Walking on 1,000 legs
Increasing concretisation of housing colonies and commercial spaces has meant a hit for local biodiversity.
Increasing concretisation of housing colonies and commercial spaces has meant a hit for local biodiversity. Additionally, a disconnect with nature means that kids and their parents are running scared of even the most benign and harmless species.
Most readers though, would remember how as kids we were excited at encountering a black and yellow train-like millipede, rushing about in the bathroom or garden as if on a mission. It's possible that a brave two-year-old may have even tried to lift one of them while the older ones bolted in the opposite direction. Whatever the reaction, the millipede would have most likely recoiled and scurried on its multiple legs.
The name millipede translates to 'a thousand legs\, but the maximum number of legs recorded on any millipede has been 750. With the presence of two legs per segment and a minimum of 20 segments per millipede, most have over 400-600 legs. This technically qualifies them among myriapods, the arthropod group that includes centipedes, scuttigeras and other multi-legged creatures.
The shy, slow, detrivorous millipedes are very different from the aggressive, fast, carnivorous centipedes but the anatomical difference is that the latter have one pair of legs per segment, while millipedes have two.
Millipedes are one of the oldest known land animals, having colonised the planet around 428 million years ago. They probably thrived on a diet of moss and primitive vascular plants. The ones we see today in gardens largely feed on dead and decaying material, including leaves and fungus, while a few species are plant sap feeders or predatory. It is thus not surprising that many millipedes may turn up even in your fifth floor compost pit. Sadly, horticulturists consider them to be greenhouse pests, when in fact, they are actually just helping hasten the decomposition process.

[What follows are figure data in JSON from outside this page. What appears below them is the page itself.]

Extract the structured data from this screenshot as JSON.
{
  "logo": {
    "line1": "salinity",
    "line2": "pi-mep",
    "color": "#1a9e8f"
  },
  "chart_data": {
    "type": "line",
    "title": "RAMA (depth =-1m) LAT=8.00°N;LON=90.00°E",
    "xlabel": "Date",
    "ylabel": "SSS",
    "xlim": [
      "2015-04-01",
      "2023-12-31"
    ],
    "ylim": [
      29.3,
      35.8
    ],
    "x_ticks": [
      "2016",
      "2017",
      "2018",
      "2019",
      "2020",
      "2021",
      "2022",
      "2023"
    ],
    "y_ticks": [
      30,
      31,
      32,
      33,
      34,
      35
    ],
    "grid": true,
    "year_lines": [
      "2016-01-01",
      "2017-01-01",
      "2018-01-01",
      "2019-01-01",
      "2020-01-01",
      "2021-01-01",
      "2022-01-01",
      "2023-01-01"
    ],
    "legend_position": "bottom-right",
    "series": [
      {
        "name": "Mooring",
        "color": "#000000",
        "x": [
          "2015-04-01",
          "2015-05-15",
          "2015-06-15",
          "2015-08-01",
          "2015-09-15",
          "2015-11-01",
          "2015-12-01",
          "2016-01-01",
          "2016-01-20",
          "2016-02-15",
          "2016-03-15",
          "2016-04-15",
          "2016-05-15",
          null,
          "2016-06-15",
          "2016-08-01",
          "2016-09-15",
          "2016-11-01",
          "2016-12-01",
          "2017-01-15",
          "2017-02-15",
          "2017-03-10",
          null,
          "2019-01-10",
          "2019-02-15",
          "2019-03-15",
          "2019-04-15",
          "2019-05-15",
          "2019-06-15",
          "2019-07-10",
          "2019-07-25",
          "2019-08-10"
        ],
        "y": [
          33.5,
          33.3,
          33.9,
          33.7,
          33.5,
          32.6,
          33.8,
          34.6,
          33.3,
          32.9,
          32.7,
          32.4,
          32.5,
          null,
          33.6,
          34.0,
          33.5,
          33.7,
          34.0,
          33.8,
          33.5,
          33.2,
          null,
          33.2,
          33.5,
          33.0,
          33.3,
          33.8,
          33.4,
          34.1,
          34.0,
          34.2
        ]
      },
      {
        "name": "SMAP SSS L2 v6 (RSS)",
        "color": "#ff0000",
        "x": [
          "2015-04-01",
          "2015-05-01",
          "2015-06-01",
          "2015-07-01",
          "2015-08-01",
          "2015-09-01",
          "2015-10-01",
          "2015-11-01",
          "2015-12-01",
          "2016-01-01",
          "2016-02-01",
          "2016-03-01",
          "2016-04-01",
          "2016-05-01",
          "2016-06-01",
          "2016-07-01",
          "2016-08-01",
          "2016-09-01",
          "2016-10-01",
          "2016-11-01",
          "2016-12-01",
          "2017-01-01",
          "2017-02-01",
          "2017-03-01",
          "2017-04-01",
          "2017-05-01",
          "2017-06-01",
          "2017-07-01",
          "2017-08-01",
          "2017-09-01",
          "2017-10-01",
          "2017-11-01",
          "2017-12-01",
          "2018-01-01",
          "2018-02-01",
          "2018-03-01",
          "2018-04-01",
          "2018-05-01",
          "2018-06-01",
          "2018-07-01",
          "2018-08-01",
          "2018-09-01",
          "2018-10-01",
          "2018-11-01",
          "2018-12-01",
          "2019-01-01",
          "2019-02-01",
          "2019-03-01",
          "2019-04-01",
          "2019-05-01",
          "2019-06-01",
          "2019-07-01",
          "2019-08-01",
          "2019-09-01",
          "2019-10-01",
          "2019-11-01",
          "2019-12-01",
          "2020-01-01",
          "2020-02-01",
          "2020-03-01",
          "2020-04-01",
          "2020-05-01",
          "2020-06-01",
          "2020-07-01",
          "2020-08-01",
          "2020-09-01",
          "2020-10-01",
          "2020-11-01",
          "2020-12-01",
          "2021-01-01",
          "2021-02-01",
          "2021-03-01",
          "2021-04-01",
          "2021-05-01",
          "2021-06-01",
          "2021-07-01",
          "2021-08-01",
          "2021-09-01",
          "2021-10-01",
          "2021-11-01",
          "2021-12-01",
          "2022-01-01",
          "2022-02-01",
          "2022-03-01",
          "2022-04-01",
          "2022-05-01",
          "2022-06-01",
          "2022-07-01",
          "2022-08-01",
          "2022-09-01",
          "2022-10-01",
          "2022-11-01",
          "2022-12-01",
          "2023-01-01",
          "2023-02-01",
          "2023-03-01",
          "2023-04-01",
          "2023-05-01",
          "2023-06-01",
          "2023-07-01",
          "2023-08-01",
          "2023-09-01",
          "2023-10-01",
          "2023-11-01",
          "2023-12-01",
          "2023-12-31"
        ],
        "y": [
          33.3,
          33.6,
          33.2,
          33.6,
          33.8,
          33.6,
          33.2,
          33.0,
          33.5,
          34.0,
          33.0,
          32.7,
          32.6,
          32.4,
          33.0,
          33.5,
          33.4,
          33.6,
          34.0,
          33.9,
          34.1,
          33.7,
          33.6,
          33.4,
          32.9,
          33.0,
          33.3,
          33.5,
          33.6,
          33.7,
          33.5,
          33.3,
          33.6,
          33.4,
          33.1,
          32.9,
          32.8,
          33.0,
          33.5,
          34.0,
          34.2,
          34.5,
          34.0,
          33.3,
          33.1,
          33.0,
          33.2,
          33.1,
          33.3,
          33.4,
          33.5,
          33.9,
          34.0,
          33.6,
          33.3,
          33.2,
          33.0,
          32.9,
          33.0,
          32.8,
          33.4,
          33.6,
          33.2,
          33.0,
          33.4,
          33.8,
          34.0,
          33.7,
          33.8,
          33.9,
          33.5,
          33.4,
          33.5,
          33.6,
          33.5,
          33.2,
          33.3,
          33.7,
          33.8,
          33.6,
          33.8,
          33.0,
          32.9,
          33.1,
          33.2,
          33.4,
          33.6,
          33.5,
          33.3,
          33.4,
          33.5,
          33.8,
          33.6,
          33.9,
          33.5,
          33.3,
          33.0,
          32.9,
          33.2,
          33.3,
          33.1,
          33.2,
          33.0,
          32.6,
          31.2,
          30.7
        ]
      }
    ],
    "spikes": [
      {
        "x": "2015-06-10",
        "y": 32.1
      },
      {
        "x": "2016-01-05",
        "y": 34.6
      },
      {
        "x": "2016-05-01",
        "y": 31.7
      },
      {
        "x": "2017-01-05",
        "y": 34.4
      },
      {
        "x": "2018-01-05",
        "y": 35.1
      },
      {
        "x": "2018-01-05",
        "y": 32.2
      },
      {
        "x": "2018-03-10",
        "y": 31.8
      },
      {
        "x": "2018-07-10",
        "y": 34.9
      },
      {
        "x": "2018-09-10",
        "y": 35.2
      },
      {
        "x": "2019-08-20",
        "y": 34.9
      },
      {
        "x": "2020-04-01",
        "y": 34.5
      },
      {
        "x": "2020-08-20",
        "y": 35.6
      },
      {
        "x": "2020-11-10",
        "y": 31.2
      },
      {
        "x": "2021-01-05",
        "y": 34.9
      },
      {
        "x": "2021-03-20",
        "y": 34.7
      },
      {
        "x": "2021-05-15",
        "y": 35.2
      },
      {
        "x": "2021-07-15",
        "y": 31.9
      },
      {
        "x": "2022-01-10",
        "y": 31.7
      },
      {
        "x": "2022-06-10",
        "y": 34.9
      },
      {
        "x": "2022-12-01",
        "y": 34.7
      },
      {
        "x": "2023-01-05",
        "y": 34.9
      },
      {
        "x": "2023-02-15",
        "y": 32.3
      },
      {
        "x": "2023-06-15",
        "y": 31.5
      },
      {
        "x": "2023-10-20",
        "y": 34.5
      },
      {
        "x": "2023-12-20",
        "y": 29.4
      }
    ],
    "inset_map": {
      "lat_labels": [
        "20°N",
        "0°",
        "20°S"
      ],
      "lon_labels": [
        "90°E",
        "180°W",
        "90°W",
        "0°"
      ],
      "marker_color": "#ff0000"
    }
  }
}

The largest modern-day forms of millipedes barely reach lengths of 27-38 cm (11-15 inches). In contrast, the largest pre-historic forms were as large as 2 m (6 ft 7 inch). The tiniest of them are barely 2 mm long and can have 11 segments. Some longer ones can even have up to 100 segments. This reduction in size seen in most terrestrial arthropods is related to the increased levels of oxygen in present day atmosphere. Since size and speed are clearly not on their side, millipedes depend on curling up and chemical warfare for protection against range predators including birds, mammals, frogs, reptiles and carnivorous insects like the glowworm larvae and some dung beetles. The foul odour emitted by them through their ozopores is not just a distraction. It could contain dangerous alkaloids, hydrogen cyanide and phenols. So it's advisable that parents insist that a child wash up after touching a millipede.
Living in moist leaf litter, millipedes have laid siege across the globe, occurring from the frozen Arctic circle in Russia, Iceland and Norway down to Argentina. They are however, absent in Antarctica. In India, we have a huge variety of millipedes, largely brown to black, with a few bright orange and reddish ones. Our diversity includes the intriguing Pill millipede, which curls up into a tight ball and stays shut till a threat has disappeared.
In the urban environment, millipedes play an important role as decomposers. But our habit of burning leaves instead of composting them or using them as leaf mulch has pushed them into sub-optimal habitats such as kitchen sinks and septic tanks, where they forage for decaying material. I wonder why researchers and casual photographers have neglected this charismatic creature, which gently sashays across our driveways on its multiple legs that seem to play a Beethoven symphony.